Doctors started Adalyn immediately on an intense chemotherapy regimen combining three drugs. She also received a month’s worth of daily proton beam radiation, requiring general anesthesia each session due to her age.
By the end of the 40 weeks of chemotherapy, Adalyn dropped down to the 0.4th percentile of weight. She was so immunocompromised due to the treatment that when she contracted the flu, a critical response team at CHOP had to rush in.
Doctors withheld her final chemotherapy session for fear it could be life-threatening.
Adalyn Hetzel, a 3-year-old from Southampton, Pa., received 40 weeks of chemotherapy to treat her rhabdomyosarcoma.
Being an ambassador
In April, nearly a year after her diagnosis, Adalyn was declared to be in remission. She still receives scans every three months due to the potential for recurrence.
“[Adalyn] turned back into this playful, happy, joyful toddler who finally has the energy to be herself,” Hetzel said.
Her family decided to get involved with St. Baldrick’s after benefiting from their services firsthand. Right after Adalyn’s diagnosis, Hetzel recalled being given a binder with their logo on the front that laid out a “game plan of what our life was going to look like.”

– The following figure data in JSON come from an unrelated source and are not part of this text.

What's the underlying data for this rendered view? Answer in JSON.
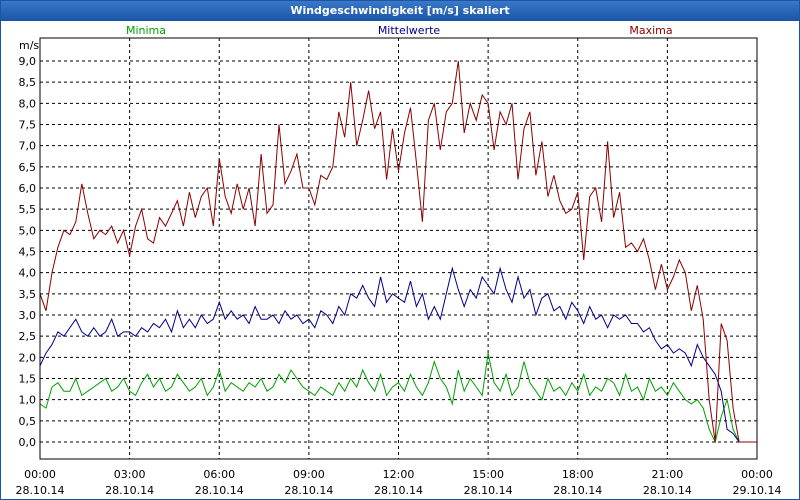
{
  "window": {
    "title": "Windgeschwindigkeit [m/s] skaliert"
  },
  "chart_data": {
    "type": "line",
    "title": "Windgeschwindigkeit [m/s] skaliert",
    "ylabel": "m/s",
    "xlabel": "",
    "ylim": [
      0,
      9.4
    ],
    "xlim": [
      0,
      24
    ],
    "grid": true,
    "yticks": [
      "0,0",
      "0,5",
      "1,0",
      "1,5",
      "2,0",
      "2,5",
      "3,0",
      "3,5",
      "4,0",
      "4,5",
      "5,0",
      "5,5",
      "6,0",
      "6,5",
      "7,0",
      "7,5",
      "8,0",
      "8,5",
      "9,0"
    ],
    "xticks": [
      {
        "time": "00:00",
        "date": "28.10.14"
      },
      {
        "time": "03:00",
        "date": "28.10.14"
      },
      {
        "time": "06:00",
        "date": "28.10.14"
      },
      {
        "time": "09:00",
        "date": "28.10.14"
      },
      {
        "time": "12:00",
        "date": "28.10.14"
      },
      {
        "time": "15:00",
        "date": "28.10.14"
      },
      {
        "time": "18:00",
        "date": "28.10.14"
      },
      {
        "time": "21:00",
        "date": "28.10.14"
      },
      {
        "time": "00:00",
        "date": "29.10.14"
      }
    ],
    "series": [
      {
        "name": "Minima",
        "color": "#00a000",
        "x": [
          0,
          0.2,
          0.4,
          0.6,
          0.8,
          1.0,
          1.2,
          1.4,
          1.6,
          1.8,
          2.0,
          2.2,
          2.4,
          2.6,
          2.8,
          3.0,
          3.2,
          3.4,
          3.6,
          3.8,
          4.0,
          4.2,
          4.4,
          4.6,
          4.8,
          5.0,
          5.2,
          5.4,
          5.6,
          5.8,
          6.0,
          6.2,
          6.4,
          6.6,
          6.8,
          7.0,
          7.2,
          7.4,
          7.6,
          7.8,
          8.0,
          8.2,
          8.4,
          8.6,
          8.8,
          9.0,
          9.2,
          9.4,
          9.6,
          9.8,
          10.0,
          10.2,
          10.4,
          10.6,
          10.8,
          11.0,
          11.2,
          11.4,
          11.6,
          11.8,
          12.0,
          12.2,
          12.4,
          12.6,
          12.8,
          13.0,
          13.2,
          13.4,
          13.6,
          13.8,
          14.0,
          14.2,
          14.4,
          14.6,
          14.8,
          15.0,
          15.2,
          15.4,
          15.6,
          15.8,
          16.0,
          16.2,
          16.4,
          16.6,
          16.8,
          17.0,
          17.2,
          17.4,
          17.6,
          17.8,
          18.0,
          18.2,
          18.4,
          18.6,
          18.8,
          19.0,
          19.2,
          19.4,
          19.6,
          19.8,
          20.0,
          20.2,
          20.4,
          20.6,
          20.8,
          21.0,
          21.2,
          21.4,
          21.6,
          21.8,
          22.0,
          22.2,
          22.4,
          22.6,
          22.8,
          23.0,
          23.2,
          23.4,
          23.6,
          24.0
        ],
        "values": [
          0.9,
          0.8,
          1.3,
          1.4,
          1.2,
          1.2,
          1.5,
          1.1,
          1.2,
          1.3,
          1.4,
          1.5,
          1.2,
          1.3,
          1.5,
          1.2,
          1.1,
          1.4,
          1.6,
          1.3,
          1.5,
          1.2,
          1.3,
          1.6,
          1.4,
          1.2,
          1.3,
          1.5,
          1.1,
          1.3,
          1.7,
          1.2,
          1.4,
          1.3,
          1.2,
          1.4,
          1.3,
          1.5,
          1.2,
          1.3,
          1.6,
          1.4,
          1.7,
          1.5,
          1.3,
          1.2,
          1.1,
          1.3,
          1.2,
          1.1,
          1.4,
          1.2,
          1.5,
          1.3,
          1.7,
          1.4,
          1.2,
          1.6,
          1.1,
          1.3,
          1.4,
          1.2,
          1.6,
          1.3,
          1.1,
          1.4,
          1.9,
          1.5,
          1.3,
          0.9,
          1.7,
          1.2,
          1.5,
          1.3,
          1.1,
          2.1,
          1.4,
          1.2,
          1.6,
          1.1,
          1.3,
          1.9,
          1.4,
          1.2,
          1.0,
          1.5,
          1.2,
          1.3,
          1.1,
          1.4,
          1.2,
          1.6,
          1.1,
          1.3,
          1.2,
          1.5,
          1.4,
          1.1,
          1.6,
          1.2,
          1.3,
          1.0,
          1.5,
          1.2,
          1.3,
          1.1,
          1.4,
          1.2,
          1.0,
          0.9,
          1.0,
          0.8,
          0.3,
          0.0,
          0.6,
          1.0,
          0.3,
          0.0,
          0.0,
          0.0
        ]
      },
      {
        "name": "Mittelwerte",
        "color": "#00008b",
        "x": [
          0,
          0.2,
          0.4,
          0.6,
          0.8,
          1.0,
          1.2,
          1.4,
          1.6,
          1.8,
          2.0,
          2.2,
          2.4,
          2.6,
          2.8,
          3.0,
          3.2,
          3.4,
          3.6,
          3.8,
          4.0,
          4.2,
          4.4,
          4.6,
          4.8,
          5.0,
          5.2,
          5.4,
          5.6,
          5.8,
          6.0,
          6.2,
          6.4,
          6.6,
          6.8,
          7.0,
          7.2,
          7.4,
          7.6,
          7.8,
          8.0,
          8.2,
          8.4,
          8.6,
          8.8,
          9.0,
          9.2,
          9.4,
          9.6,
          9.8,
          10.0,
          10.2,
          10.4,
          10.6,
          10.8,
          11.0,
          11.2,
          11.4,
          11.6,
          11.8,
          12.0,
          12.2,
          12.4,
          12.6,
          12.8,
          13.0,
          13.2,
          13.4,
          13.6,
          13.8,
          14.0,
          14.2,
          14.4,
          14.6,
          14.8,
          15.0,
          15.2,
          15.4,
          15.6,
          15.8,
          16.0,
          16.2,
          16.4,
          16.6,
          16.8,
          17.0,
          17.2,
          17.4,
          17.6,
          17.8,
          18.0,
          18.2,
          18.4,
          18.6,
          18.8,
          19.0,
          19.2,
          19.4,
          19.6,
          19.8,
          20.0,
          20.2,
          20.4,
          20.6,
          20.8,
          21.0,
          21.2,
          21.4,
          21.6,
          21.8,
          22.0,
          22.2,
          22.4,
          22.6,
          22.8,
          23.0,
          23.2,
          23.4,
          23.6,
          24.0
        ],
        "values": [
          1.8,
          2.1,
          2.3,
          2.6,
          2.5,
          2.7,
          2.9,
          2.6,
          2.5,
          2.7,
          2.5,
          2.6,
          2.9,
          2.5,
          2.6,
          2.6,
          2.5,
          2.7,
          2.6,
          2.8,
          2.7,
          2.9,
          2.6,
          3.1,
          2.7,
          2.9,
          2.7,
          3.0,
          2.8,
          2.9,
          3.3,
          2.9,
          3.1,
          2.9,
          3.0,
          2.8,
          3.2,
          2.9,
          2.9,
          3.0,
          2.8,
          3.1,
          2.9,
          3.0,
          2.8,
          2.9,
          2.7,
          3.1,
          3.0,
          2.8,
          3.2,
          3.0,
          3.5,
          3.4,
          3.7,
          3.4,
          3.2,
          3.9,
          3.3,
          3.5,
          3.4,
          3.3,
          3.8,
          3.2,
          3.5,
          2.9,
          3.2,
          2.9,
          3.5,
          4.1,
          3.6,
          3.2,
          3.6,
          3.4,
          3.9,
          3.7,
          3.5,
          4.1,
          3.6,
          3.3,
          3.9,
          3.4,
          3.6,
          3.0,
          3.4,
          3.5,
          3.1,
          3.2,
          2.9,
          3.3,
          3.1,
          2.8,
          3.2,
          2.9,
          3.0,
          2.7,
          3.0,
          2.9,
          3.0,
          2.8,
          2.8,
          2.6,
          2.7,
          2.4,
          2.2,
          2.3,
          2.1,
          2.2,
          2.1,
          1.8,
          2.3,
          2.0,
          1.8,
          1.6,
          1.2,
          0.3,
          0.2,
          0.0,
          0.0,
          0.0
        ]
      },
      {
        "name": "Maxima",
        "color": "#8b0000",
        "x": [
          0,
          0.2,
          0.4,
          0.6,
          0.8,
          1.0,
          1.2,
          1.4,
          1.6,
          1.8,
          2.0,
          2.2,
          2.4,
          2.6,
          2.8,
          3.0,
          3.2,
          3.4,
          3.6,
          3.8,
          4.0,
          4.2,
          4.4,
          4.6,
          4.8,
          5.0,
          5.2,
          5.4,
          5.6,
          5.8,
          6.0,
          6.2,
          6.4,
          6.6,
          6.8,
          7.0,
          7.2,
          7.4,
          7.6,
          7.8,
          8.0,
          8.2,
          8.4,
          8.6,
          8.8,
          9.0,
          9.2,
          9.4,
          9.6,
          9.8,
          10.0,
          10.2,
          10.4,
          10.6,
          10.8,
          11.0,
          11.2,
          11.4,
          11.6,
          11.8,
          12.0,
          12.2,
          12.4,
          12.6,
          12.8,
          13.0,
          13.2,
          13.4,
          13.6,
          13.8,
          14.0,
          14.2,
          14.4,
          14.6,
          14.8,
          15.0,
          15.2,
          15.4,
          15.6,
          15.8,
          16.0,
          16.2,
          16.4,
          16.6,
          16.8,
          17.0,
          17.2,
          17.4,
          17.6,
          17.8,
          18.0,
          18.2,
          18.4,
          18.6,
          18.8,
          19.0,
          19.2,
          19.4,
          19.6,
          19.8,
          20.0,
          20.2,
          20.4,
          20.6,
          20.8,
          21.0,
          21.2,
          21.4,
          21.6,
          21.8,
          22.0,
          22.2,
          22.4,
          22.6,
          22.8,
          23.0,
          23.2,
          23.4,
          23.6,
          24.0
        ],
        "values": [
          3.5,
          3.1,
          4.0,
          4.6,
          5.0,
          4.9,
          5.2,
          6.1,
          5.4,
          4.8,
          5.0,
          4.9,
          5.1,
          4.7,
          5.0,
          4.4,
          5.1,
          5.5,
          4.8,
          4.7,
          5.3,
          5.1,
          5.4,
          5.7,
          5.1,
          5.9,
          5.3,
          5.8,
          6.0,
          5.1,
          6.7,
          5.8,
          5.4,
          6.1,
          5.5,
          6.0,
          5.1,
          6.8,
          5.4,
          5.6,
          7.5,
          6.1,
          6.4,
          6.8,
          6.0,
          6.0,
          5.6,
          6.3,
          6.2,
          6.5,
          7.8,
          7.2,
          8.5,
          7.0,
          7.6,
          8.3,
          7.4,
          7.8,
          6.2,
          7.4,
          6.4,
          7.3,
          7.9,
          6.6,
          5.2,
          7.6,
          8.0,
          6.9,
          7.8,
          8.0,
          9.0,
          7.3,
          8.0,
          7.6,
          8.2,
          8.0,
          6.9,
          7.8,
          7.5,
          8.0,
          6.2,
          7.4,
          7.8,
          6.3,
          7.1,
          5.8,
          6.3,
          5.7,
          5.4,
          5.5,
          5.9,
          4.3,
          5.8,
          6.0,
          5.2,
          7.1,
          5.3,
          5.9,
          4.6,
          4.7,
          4.5,
          4.8,
          4.3,
          3.6,
          4.2,
          3.6,
          3.9,
          4.3,
          4.0,
          3.1,
          3.7,
          2.9,
          1.0,
          0.0,
          2.8,
          2.4,
          0.8,
          0.0,
          0.0,
          0.0
        ]
      }
    ]
  }
}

That resource, called the Children’s Oncology Group Family Handbook, is funded by St. Baldrick’s and is given to newly diagnosed families around the country.
The St. Baldrick’s Foundation funds the Children’s Oncology Group Family Handbook.

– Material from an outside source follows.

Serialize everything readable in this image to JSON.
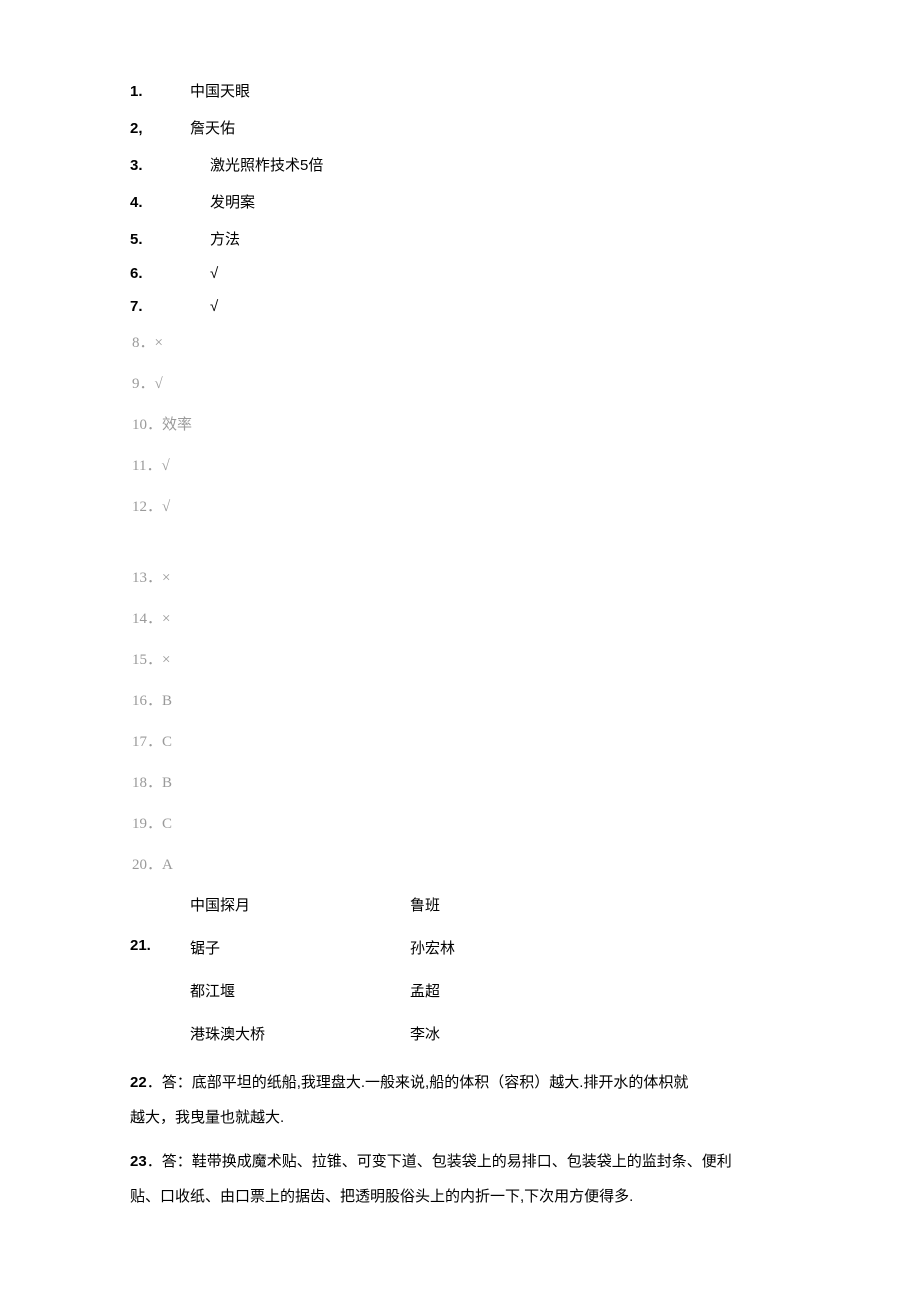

Given her age, her father said he is cautious of not crossing the line in their advocacy and making her uncomfortable, and hopes that when she is older, she will understand the importance of sharing what she went through.
Jane Hoppen, director of family relations at St. Baldrick’s, said the family always has veto power. The foundation focuses on highlighting each child’s unique personality and interests to “serve as the face and voice of the foundation.”
For example, Adalyn, who loves chocolate-dipped croissants, will be featured on its social media for National Croissant Day.
“What we want for every kid who’s diagnosed is the ability to just go back and enjoy being a kid again,” Hoppen said.
Adalyn Hetzel, a 3-year-old from Southampton, loves croissants.